3. Systematischer Ausblick
Die Probleme reflexionstheoretischer Bestimmungen des Bewusstseins und des S.-Begriffs sind durch die Differenzierung zwischen vorreflexiver Selbstgewissheit und reflexiver Selbsterkenntnis überwunden: S. bezeichnet die Singularität der Erste-Person-Perspektive sämtlicher Vollzüge des Bewusstseins, und dies entgegen eines nichtegologischen Verständnisses von Bewusstsein nicht als Moment, sondern als formales (nicht ontologisches bzw. substanzielles) Prinzip aller Vermögen.

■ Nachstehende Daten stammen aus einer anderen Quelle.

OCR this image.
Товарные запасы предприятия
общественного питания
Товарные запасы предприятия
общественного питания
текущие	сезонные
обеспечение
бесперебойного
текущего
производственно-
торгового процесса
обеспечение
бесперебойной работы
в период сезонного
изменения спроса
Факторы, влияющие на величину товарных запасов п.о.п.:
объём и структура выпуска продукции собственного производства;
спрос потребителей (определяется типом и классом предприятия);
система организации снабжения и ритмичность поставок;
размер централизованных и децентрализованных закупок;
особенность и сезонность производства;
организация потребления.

In diesem Zusammenhang ist auch die praktische Funktion des S.s als mit Freiheit gleichursprünglich verknüpftes Handlungsprinzip agierender Personen hervorzuheben. Zugleich sind zwei zentrale Transformationen der S.-Philosophie des 20. Jh. mit aufzunehmen: die Bestimmung des S.s sowohl als „inkarniert“ als auch „qualitativ“ auf kommunikatives Handeln hin eröffnet. Für Ersteres sind jedoch nicht primär subjektphilosophische, sondern bewusstseinstheoretische Reflexionen über die Verhältnisbestimmung von Mentalem und Physischem und deren Einheit im Grund des Bewusstseins in Form einer coincidentia oppositorum sowie kognitionstheoretische Überlegungen über die Verknüpfung von Erkennen und Körperpraxen entscheidend, und für Letzteres die Differenzierung zwischen formaler S.-Perspektive (Zur-Welt-sein) und dem konkreten interpersonalen Verhältnis des Daseins i. S. der unauflöslichen Relation zu Anderen und Anderem (In-der-Welt-sein).
Literatur
J. Fingerhut u. a. (Hg.): Philosophie der Verkörperung, 2013 • T. Nagel: Der Blick von Nirgendwo, 2012 • D. Henrich: Denken und Selbstsein. Vorlesungen über Subjektivität, 2007 • S. Wendel: Inkarniertes Subjekt. Die Reformulierung des Subjektgedankens am ‚Leitfaden des Leibes‘, in: DZP 51/4 (2003), 559–569 • Dies.: Affektiv und inkarniert. Ansätze Deutscher Mystik als subjekttheoretische Herausforderung, 2002 • B. Waldenfels: Das leibliche Selbst. Vorlesungen zur Phänomenologie des Leibes, 2000 • T. Kobusch: Die Entdeckung der Person. Metaphysik der Freiheit und modernes Menschenbild, 21997 • K. Oehler: Subjektivität und Selbstbewußtsein in der Antike, 1997 • M. Frank (Hg.): Selbstbewußtseinstheorien von Fichte bis Sartre, 21993 • Ders.: Selbstbewußtsein und Selbsterkenntnis. Essays zur analytischen Philosophie der Subjektivität, 1991 • T. W. Adorno: Negative Dialektik, 1970 • D. Henrich: Fichtes ursprüngliche Einsicht, 1967.